Lisa Hall Bates says
And if you have to dig around a truck 1 meter just for a small leak, the chemicals being used should NOT go anywhere near any ground water or anywhere near where HUMANS have any potential contact!!
Jeb says
Baldeese? Seriously?
itsmyland says
to TXsharon
maybe you should strike against the oil companies, stop putting gas in your car. dont ride a bus. dont take a train. stop heating your house, dont use your stove, stop purchasing anything packaged with plastic, throw away all your polyester clothing. and for gods sake stop using your computer wich is 2 thirds petrolium product. make a stand.
TXsharon says
Thank you for your comment, itsmyland,
You present a logical fallacy that because we consume energy we are prohibited from advocating for better drilling practices. However, I have taken many steps to live a more sustainable lifestyle.

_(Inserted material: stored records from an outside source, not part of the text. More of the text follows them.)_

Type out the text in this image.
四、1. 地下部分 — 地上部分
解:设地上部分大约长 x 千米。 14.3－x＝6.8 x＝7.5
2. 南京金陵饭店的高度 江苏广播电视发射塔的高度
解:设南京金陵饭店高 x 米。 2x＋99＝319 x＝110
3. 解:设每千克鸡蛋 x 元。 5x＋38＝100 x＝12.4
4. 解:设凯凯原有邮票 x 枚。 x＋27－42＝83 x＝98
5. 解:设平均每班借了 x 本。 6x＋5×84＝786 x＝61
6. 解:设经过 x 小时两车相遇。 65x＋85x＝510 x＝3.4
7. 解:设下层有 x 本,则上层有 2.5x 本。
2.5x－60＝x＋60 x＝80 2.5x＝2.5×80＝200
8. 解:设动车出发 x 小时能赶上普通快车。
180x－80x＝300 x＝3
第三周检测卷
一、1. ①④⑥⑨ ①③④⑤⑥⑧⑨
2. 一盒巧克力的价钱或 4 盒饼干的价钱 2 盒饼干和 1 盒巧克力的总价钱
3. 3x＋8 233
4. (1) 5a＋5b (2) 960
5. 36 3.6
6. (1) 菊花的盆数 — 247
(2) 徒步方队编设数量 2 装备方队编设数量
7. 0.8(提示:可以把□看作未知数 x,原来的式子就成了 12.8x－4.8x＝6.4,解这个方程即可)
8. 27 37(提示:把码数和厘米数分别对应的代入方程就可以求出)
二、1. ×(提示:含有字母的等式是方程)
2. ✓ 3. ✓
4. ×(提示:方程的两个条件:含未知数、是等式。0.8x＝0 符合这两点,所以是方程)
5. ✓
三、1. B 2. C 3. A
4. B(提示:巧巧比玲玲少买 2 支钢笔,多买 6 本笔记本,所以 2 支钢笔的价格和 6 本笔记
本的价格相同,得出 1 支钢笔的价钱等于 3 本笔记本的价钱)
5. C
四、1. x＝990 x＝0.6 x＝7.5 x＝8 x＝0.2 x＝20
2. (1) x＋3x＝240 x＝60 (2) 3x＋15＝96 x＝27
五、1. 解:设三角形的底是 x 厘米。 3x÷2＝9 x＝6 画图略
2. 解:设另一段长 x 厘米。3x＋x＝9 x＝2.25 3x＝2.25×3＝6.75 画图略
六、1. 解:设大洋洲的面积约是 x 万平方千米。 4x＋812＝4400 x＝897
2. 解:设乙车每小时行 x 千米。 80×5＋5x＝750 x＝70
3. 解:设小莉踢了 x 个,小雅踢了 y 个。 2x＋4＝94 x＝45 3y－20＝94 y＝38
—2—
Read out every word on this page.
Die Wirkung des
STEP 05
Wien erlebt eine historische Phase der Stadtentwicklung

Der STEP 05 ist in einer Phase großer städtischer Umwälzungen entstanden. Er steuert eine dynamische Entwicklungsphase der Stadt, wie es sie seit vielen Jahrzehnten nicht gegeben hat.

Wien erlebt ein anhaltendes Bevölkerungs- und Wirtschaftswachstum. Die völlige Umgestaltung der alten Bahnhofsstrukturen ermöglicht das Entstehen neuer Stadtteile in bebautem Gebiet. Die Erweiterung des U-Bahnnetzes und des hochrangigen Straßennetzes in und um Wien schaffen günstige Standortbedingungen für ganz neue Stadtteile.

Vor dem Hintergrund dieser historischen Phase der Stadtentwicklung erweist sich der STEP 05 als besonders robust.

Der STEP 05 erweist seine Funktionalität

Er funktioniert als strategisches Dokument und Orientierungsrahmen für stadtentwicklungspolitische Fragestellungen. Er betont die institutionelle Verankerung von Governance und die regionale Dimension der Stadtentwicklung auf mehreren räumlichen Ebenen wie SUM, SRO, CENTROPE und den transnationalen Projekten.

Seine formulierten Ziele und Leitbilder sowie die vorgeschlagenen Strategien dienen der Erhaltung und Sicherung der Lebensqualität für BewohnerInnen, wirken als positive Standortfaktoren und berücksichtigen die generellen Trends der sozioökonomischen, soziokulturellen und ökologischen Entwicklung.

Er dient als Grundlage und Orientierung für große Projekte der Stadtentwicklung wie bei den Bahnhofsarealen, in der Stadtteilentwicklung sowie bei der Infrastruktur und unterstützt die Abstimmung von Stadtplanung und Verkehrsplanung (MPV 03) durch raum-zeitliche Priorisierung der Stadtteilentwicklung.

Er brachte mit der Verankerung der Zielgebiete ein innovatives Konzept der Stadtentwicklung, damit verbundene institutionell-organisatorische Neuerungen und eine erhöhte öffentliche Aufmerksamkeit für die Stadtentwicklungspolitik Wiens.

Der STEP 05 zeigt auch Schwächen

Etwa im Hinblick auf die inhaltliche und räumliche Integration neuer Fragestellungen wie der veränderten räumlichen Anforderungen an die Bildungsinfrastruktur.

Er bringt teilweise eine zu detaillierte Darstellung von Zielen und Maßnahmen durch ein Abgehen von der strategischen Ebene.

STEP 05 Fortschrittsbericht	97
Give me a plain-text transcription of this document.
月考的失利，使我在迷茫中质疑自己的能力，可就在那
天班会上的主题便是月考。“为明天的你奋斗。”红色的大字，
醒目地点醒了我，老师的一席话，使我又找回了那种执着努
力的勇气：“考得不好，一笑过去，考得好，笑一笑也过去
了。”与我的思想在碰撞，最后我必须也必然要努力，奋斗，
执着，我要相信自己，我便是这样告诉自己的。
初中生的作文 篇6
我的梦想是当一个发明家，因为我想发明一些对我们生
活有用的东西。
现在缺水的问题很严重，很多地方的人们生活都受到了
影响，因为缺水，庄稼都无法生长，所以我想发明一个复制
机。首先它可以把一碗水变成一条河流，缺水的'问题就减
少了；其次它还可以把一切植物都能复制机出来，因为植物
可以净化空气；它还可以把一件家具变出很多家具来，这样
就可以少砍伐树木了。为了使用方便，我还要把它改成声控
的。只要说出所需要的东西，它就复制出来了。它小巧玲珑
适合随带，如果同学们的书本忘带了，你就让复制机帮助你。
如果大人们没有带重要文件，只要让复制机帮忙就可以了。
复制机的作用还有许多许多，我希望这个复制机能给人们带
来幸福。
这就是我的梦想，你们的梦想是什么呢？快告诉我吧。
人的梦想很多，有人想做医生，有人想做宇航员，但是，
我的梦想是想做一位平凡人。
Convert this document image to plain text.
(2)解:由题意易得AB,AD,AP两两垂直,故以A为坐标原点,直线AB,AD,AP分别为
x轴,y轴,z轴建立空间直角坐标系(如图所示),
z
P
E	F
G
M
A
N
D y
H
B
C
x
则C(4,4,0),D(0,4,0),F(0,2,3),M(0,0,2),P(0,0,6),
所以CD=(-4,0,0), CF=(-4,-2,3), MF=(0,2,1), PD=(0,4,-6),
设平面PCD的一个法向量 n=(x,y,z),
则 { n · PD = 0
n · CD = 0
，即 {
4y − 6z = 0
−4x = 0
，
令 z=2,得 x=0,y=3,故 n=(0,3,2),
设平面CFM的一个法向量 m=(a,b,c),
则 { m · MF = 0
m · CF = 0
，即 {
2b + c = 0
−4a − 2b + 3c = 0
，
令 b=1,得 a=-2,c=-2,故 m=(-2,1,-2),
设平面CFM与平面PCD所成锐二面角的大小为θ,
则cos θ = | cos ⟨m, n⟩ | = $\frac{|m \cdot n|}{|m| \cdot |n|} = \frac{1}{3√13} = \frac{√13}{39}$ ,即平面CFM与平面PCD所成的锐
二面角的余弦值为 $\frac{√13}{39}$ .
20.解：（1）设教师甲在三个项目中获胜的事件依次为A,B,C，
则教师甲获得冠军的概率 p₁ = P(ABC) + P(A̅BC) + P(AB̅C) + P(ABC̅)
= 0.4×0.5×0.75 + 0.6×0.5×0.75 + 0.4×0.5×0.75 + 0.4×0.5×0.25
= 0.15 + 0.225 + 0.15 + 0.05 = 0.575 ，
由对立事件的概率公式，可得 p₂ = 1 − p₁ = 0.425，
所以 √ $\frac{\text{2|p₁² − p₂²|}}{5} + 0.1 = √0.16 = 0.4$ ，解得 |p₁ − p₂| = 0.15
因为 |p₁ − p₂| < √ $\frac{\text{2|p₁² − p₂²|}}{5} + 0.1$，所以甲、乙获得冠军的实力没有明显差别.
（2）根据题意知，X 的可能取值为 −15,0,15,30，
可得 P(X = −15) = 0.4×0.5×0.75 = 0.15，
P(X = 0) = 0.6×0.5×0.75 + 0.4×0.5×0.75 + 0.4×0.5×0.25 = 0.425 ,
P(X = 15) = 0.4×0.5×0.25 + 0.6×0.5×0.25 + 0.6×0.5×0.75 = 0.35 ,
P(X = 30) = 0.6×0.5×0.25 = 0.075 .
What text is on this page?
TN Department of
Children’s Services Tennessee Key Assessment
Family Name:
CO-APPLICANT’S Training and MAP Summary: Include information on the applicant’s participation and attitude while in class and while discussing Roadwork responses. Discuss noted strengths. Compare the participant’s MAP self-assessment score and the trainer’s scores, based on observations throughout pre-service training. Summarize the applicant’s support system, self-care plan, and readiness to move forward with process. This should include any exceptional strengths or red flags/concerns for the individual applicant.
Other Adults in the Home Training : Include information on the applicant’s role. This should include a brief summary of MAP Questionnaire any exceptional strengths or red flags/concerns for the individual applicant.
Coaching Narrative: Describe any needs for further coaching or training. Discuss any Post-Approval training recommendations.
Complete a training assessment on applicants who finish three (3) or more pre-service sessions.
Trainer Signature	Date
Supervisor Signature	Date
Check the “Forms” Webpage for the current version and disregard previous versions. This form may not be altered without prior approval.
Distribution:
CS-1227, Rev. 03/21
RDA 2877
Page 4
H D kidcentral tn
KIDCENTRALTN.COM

I do not use gas to heat my home.
All my electricity comes from wind and solar.
Although my cooking uses electricity, I cook in a solar over as much as possible.
I take advantage of solar whenever possible and hope to put up some solar panels.
We need to transition away from dirty fossil fuels ASAP and conserve energy as much as possible.
Don’t worry. The clean energy economy will provide you with a new job where you won’t be exposed to hazardous chemicals.
GhostBlogger says
I don’t get why these conversations get so extreme black & white:”You accept us the way we do things right now, or stop using EVERYTHING we make”.
There are more enlightened, less damaging ways to do business, while staying in business, like free trade cocoa, or conflict free diamonds.
Also, some in industry say that regulations on pollution are leftist. Well, the old Soviet Union was very far left, but they have major pollution issues, beyond just their nuclear blunders. Russia is losing 50,000 to (more likely) 500,000 tons of petroleum to Soviet legacy leaking pipelines each year.
ALbert says
yes … wonderful… you use natural wind and slar to power your house….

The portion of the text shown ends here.